The Commercial Dispatch reports that a public records request disclosed that Investigator Reginald Adams was paid almost $8,000 for overtime between Jan. 1 and May 1. That’s in addition to Adams’s regular pay of more than $13,000.
The newspaper’s review shows the time included a February trip in which he drove Columbus Mayor Robert Smith and a City Planner George Irby to a Federal Home Loan Bank conference on affordable housing in New Orleans.
Receipts show the city paid $183.57 for Adams to stay in a hotel room and that he, Smith and the planner partook of a meal at Morton’s Steakhouse that cost the three of them more than $250 combined. Smith signed the restaurant receipt.
Smith wrote in an email that City Council members approved travel for himself and Irby and he then added Adams without council approval after asking Police Chief Fred Shelton if an officer could drive them.
“As the chief executive officer of the city, I have the authority to decide who goes on official city trips and this trip falls under that authority,” Smith wrote.
The newspaper’s review shows Adams’ overtime outpaces other investigators. The next highest investigator recorded 194 hours of overtime during the same four-month period. Adams shifted from patrol officer to investigator shortly after Shelton became police chief in January.
Adams has been asked to perform other special tasks as well.
Shelton previously confirmed that he asked Adams in the early morning hours of March 9 to go to Starkville in an unmarked police unit and pick up part-time patrol officer Louis Alexander, who Starkville police had stopped for driving drunk.

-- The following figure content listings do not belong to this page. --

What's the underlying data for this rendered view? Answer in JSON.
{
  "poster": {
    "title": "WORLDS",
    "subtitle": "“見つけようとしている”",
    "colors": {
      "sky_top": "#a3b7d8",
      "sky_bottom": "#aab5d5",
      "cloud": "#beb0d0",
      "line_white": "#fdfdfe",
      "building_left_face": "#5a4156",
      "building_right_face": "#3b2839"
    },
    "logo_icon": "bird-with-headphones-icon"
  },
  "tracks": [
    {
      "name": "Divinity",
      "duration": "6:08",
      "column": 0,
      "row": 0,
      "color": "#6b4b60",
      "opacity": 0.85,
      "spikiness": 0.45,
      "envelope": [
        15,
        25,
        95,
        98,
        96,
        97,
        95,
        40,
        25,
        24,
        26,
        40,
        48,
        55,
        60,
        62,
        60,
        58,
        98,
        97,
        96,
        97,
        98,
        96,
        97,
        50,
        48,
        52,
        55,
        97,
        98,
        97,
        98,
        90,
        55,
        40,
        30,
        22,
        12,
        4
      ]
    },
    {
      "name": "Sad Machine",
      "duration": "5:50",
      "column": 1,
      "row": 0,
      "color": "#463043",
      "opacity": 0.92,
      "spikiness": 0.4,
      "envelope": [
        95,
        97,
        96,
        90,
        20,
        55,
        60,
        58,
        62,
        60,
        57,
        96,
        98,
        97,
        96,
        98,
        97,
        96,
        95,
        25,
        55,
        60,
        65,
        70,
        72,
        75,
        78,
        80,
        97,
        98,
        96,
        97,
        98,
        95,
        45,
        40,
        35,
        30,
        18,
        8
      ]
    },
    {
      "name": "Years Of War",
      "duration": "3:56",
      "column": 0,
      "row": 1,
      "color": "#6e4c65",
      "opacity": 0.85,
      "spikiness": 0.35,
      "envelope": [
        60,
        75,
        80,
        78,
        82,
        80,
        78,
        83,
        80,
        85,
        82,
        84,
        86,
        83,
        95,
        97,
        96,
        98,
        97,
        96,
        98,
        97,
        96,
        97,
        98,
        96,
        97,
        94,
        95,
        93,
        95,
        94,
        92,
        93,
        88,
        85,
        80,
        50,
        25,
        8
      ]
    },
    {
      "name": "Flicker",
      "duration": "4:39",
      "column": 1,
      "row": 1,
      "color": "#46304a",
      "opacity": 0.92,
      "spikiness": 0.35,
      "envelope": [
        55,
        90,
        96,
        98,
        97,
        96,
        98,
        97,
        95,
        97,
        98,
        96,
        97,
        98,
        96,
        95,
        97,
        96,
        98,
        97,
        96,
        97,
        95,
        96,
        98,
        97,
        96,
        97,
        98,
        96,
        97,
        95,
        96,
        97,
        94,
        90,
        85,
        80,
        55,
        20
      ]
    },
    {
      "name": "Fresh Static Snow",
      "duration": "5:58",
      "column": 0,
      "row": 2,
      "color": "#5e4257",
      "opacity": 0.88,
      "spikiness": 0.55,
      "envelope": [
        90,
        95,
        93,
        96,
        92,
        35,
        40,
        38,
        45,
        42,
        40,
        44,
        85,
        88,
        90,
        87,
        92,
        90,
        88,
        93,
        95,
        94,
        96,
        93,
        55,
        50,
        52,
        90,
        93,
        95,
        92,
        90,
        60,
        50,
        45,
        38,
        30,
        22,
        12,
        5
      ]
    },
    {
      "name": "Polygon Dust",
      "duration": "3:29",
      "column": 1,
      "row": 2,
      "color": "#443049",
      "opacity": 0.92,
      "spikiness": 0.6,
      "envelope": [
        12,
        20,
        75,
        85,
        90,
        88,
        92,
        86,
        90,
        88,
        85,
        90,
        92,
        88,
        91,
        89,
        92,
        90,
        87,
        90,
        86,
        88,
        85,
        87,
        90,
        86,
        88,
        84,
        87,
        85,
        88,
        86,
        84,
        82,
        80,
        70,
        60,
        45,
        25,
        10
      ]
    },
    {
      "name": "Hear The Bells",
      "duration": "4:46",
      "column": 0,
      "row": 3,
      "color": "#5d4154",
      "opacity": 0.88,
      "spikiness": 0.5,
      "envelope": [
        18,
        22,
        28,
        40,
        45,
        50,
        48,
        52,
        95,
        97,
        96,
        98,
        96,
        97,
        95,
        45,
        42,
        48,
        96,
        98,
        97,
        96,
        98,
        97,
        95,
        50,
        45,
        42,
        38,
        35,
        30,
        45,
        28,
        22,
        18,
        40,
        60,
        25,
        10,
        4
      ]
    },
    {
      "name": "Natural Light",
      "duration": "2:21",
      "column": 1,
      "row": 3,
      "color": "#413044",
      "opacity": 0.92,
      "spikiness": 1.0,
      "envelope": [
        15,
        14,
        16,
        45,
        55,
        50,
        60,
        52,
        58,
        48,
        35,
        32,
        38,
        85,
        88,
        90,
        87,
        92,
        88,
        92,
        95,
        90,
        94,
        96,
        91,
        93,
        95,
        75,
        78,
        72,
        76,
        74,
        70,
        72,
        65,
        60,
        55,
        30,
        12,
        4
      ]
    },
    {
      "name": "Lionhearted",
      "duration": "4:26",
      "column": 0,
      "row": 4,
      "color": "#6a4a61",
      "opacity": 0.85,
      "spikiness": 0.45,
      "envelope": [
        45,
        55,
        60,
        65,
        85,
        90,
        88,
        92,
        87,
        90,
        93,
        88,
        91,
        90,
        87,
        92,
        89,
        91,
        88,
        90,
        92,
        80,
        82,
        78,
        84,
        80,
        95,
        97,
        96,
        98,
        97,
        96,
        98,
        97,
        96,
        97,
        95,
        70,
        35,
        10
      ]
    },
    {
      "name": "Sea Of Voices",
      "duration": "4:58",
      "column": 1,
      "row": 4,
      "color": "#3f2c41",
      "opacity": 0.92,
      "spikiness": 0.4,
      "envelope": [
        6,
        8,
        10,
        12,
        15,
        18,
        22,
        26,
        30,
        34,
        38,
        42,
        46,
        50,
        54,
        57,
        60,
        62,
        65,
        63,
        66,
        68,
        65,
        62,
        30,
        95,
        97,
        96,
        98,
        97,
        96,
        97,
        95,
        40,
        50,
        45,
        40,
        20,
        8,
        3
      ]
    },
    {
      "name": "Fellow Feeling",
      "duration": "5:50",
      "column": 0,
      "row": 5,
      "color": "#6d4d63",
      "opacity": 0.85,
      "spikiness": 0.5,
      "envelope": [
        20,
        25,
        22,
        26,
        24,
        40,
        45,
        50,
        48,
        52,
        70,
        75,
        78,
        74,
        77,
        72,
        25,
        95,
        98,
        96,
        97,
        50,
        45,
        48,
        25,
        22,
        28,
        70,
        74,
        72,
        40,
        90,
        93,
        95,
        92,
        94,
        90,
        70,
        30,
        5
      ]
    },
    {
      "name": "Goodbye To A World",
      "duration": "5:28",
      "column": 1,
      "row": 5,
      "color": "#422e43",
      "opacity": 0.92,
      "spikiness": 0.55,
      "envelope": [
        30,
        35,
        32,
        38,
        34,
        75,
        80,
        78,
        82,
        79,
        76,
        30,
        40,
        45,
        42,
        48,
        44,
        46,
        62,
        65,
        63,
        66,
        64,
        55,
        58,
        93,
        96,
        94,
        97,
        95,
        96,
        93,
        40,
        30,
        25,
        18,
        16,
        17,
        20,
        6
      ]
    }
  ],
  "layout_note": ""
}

Starkville police did not ticket Alexander, although Columbus council members later suspended him for 16 working days.
City Councilman Joseph Mickens questioned the trip.
“I have some concerns about that,” he said. “I mean, Robert and George can both drive. Why did they need (Adams)?”
Councilman Bill Gavin, though, expressed little concern.
“We’ve always had a lot of overtime in (criminal investigation), so this is not the first time,” Gavin said. “And I know the mayor has taken other employees as drivers on trips in the past, especially when it’s in a bigger city.”